3 Ways AI Improves the Health Insurance Experience
If there’s one certainty in the uncertain world of health insurance, it’s that artificial intelligence will play an increasingly important role in maximizing outcomes, efficiency and satisfaction. That outlook is based on what we at Nuance are hearing every week from payers across the country, big and small.
Take virtual assistants, which most people now use every day on their mobile phones. These devices have conditioned users to converse with a computer as naturally as they might with a human agent. Meanwhile, continued advances in speech recognition and other technologies enable virtual assistants to understand everyday language, including slang, instead of forcing people to know and use a limited set of industry-specific terms.
Check out these three ways that virtual assistants and other capabilities that leverage artificial intelligence have begun transforming consumer interactions within health insurance.
SIGN UP: Get more news from the HealthTech newsletter in your inbox every two weeks
1. Helping Customers Choose the Right Plan
When it comes to customer service, research shows that for nearly every demographic and industry, not just insurance, consumers overwhelmingly prefer self-service to talking with a live agent. But self-service typically requires that consumers slog through FAQs and other online collateral — exactly what consumers say they don’t want. In a 2016 survey by research firm AYTM, 89 percent of consumers worldwide said they want to use a virtual agent to get information instead of searching through a company’s website or mobile app.
That preference is good news for plans exploring more efficient and effective ways to engage shoppers and switchers.
How efficient? One top-five plan deployed a virtual assistant on its PC and mobile websites, where it has achieved 77 percent first-contact resolution. The virtual assistant helps to save money by reducing the staff necessary at the contact center and frees live agents to provide white-glove service to people with complex inquiries. No wonder so many plans are implementing virtual assistants.
Moreover, when they’re deployed in phone channels — the interactive voice response (IVR) system and/or mobile app — virtual assistants can be paired with voice biometrics to eliminate another pain point: remembering PINs and passwords.
The human voice is as unique as a fingerprint, which is why so many banks and other businesses are using voice biometrics to authenticate customers. The AYTM survey found that 83 percent of consumers prefer alternatives like voice biometrics, making the technology something that plans should consider for authentication. It also means contact center agents spend less time fielding member portal password resets, which frees them to focus on other customer needs.
2. Managing Chronic Conditions More Effectively
Plans know that biometric data is key for better managing chronic conditions, but collecting it is not the best use of time for nurses and other skilled staff. Advances in technology now enable more of that data to be collected through self-service or directly by patients, such as with wearables and in-home devices.

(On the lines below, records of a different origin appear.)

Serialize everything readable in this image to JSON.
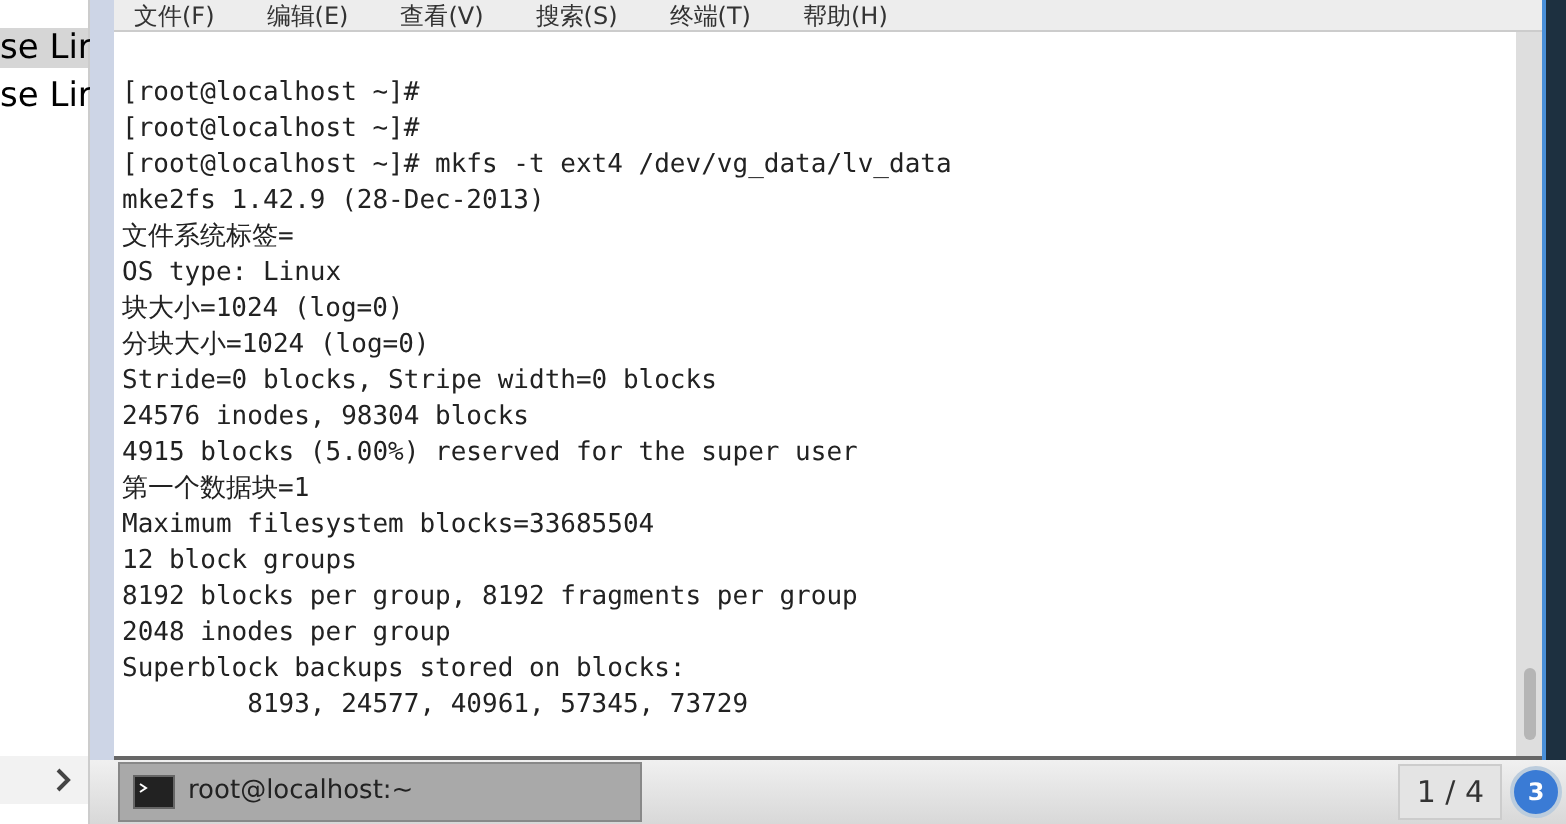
{
  "side_list": {
    "items": [
      {
        "label": "se Lir",
        "selected": true
      },
      {
        "label": "se Lir",
        "selected": false
      }
    ]
  },
  "menu_bar": [
    "文件(F)",
    "编辑(E)",
    "查看(V)",
    "搜索(S)",
    "终端(T)",
    "帮助(H)"
  ],
  "terminal": {
    "lines": [
      "[root@localhost ~]#",
      "[root@localhost ~]#",
      "[root@localhost ~]# mkfs -t ext4 /dev/vg_data/lv_data",
      "mke2fs 1.42.9 (28-Dec-2013)",
      "文件系统标签=",
      "OS type: Linux",
      "块大小=1024 (log=0)",
      "分块大小=1024 (log=0)",
      "Stride=0 blocks, Stripe width=0 blocks",
      "24576 inodes, 98304 blocks",
      "4915 blocks (5.00%) reserved for the super user",
      "第一个数据块=1",
      "Maximum filesystem blocks=33685504",
      "12 block groups",
      "8192 blocks per group, 8192 fragments per group",
      "2048 inodes per group",
      "Superblock backups stored on blocks:",
      "        8193, 24577, 40961, 57345, 73729"
    ]
  },
  "taskbar": {
    "task": "root@localhost:~",
    "pager": "1 / 4",
    "badge": "3"
  }
}
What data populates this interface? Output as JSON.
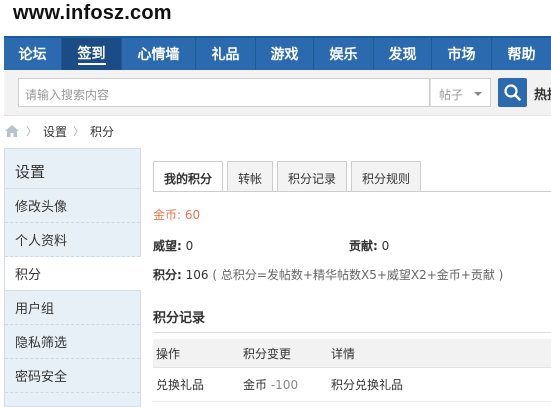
{
  "site": {
    "watermark": "www.infosz.com"
  },
  "nav": {
    "items": [
      {
        "label": "论坛"
      },
      {
        "label": "签到"
      },
      {
        "label": "心情墙"
      },
      {
        "label": "礼品"
      },
      {
        "label": "游戏"
      },
      {
        "label": "娱乐"
      },
      {
        "label": "发现"
      },
      {
        "label": "市场"
      },
      {
        "label": "帮助"
      }
    ]
  },
  "search": {
    "placeholder": "请输入搜索内容",
    "scope": "帖子",
    "hot_label": "热搜"
  },
  "breadcrumb": {
    "items": [
      "设置",
      "积分"
    ]
  },
  "sidebar": {
    "title": "设置",
    "items": [
      {
        "label": "修改头像"
      },
      {
        "label": "个人资料"
      },
      {
        "label": "积分"
      },
      {
        "label": "用户组"
      },
      {
        "label": "隐私筛选"
      },
      {
        "label": "密码安全"
      }
    ]
  },
  "tabs": [
    {
      "label": "我的积分"
    },
    {
      "label": "转帐"
    },
    {
      "label": "积分记录"
    },
    {
      "label": "积分规则"
    }
  ],
  "credits": {
    "gold_label": "金币:",
    "gold_value": "60",
    "prestige_label": "威望:",
    "prestige_value": "0",
    "contribution_label": "贡献:",
    "contribution_value": "0",
    "total_label": "积分:",
    "total_value": "106",
    "formula": "( 总积分=发帖数+精华帖数X5+威望X2+金币+贡献 )"
  },
  "records": {
    "title": "积分记录",
    "headers": [
      "操作",
      "积分变更",
      "详情"
    ],
    "rows": [
      {
        "action": "兑换礼品",
        "currency": "金币",
        "change": "-100",
        "detail": "积分兑换礼品"
      }
    ]
  },
  "colors": {
    "nav_bg": "#2b6aae",
    "gold_text": "#e6764a",
    "sidebar_bg": "#e8f0f7"
  }
}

Virtual agents play a role by, for example, fielding patient inquiries about the readings. The agents can analyze the readings to determine whether they can answer the patient’s question or they need to escalate it to a human, such as a care manager or physician.
In the past year, I’ve seen multiple plans begin implementing these kinds of self-service capabilities.
3. Proactive Engagement Boosts Medicare Star Ratings
Medicare Star ratings performance is among the factors most strongly correlated with enrollment increases. There’s an enormous opportunity for plans to use text messages, automated voice calls and emails to cost-effectively boost compliance, such as for diabetic eye and foot exams, mammograms and more.
Tip: Choose a platform that can create and issue these alerts across multiple channels, instead of separate platforms for email, voice and so on. An advanced platform should be able to not only act on explicit member preferences, but glean implicit preferences from member actions, such as best time or day to reach them.
It’s another year of change and uncertainty for the health plan industry. The good news for plans and consumers alike is that artificial intelligence is a proven way to maximize outcomes, satisfaction and savings. That’s a future we all can look forward to.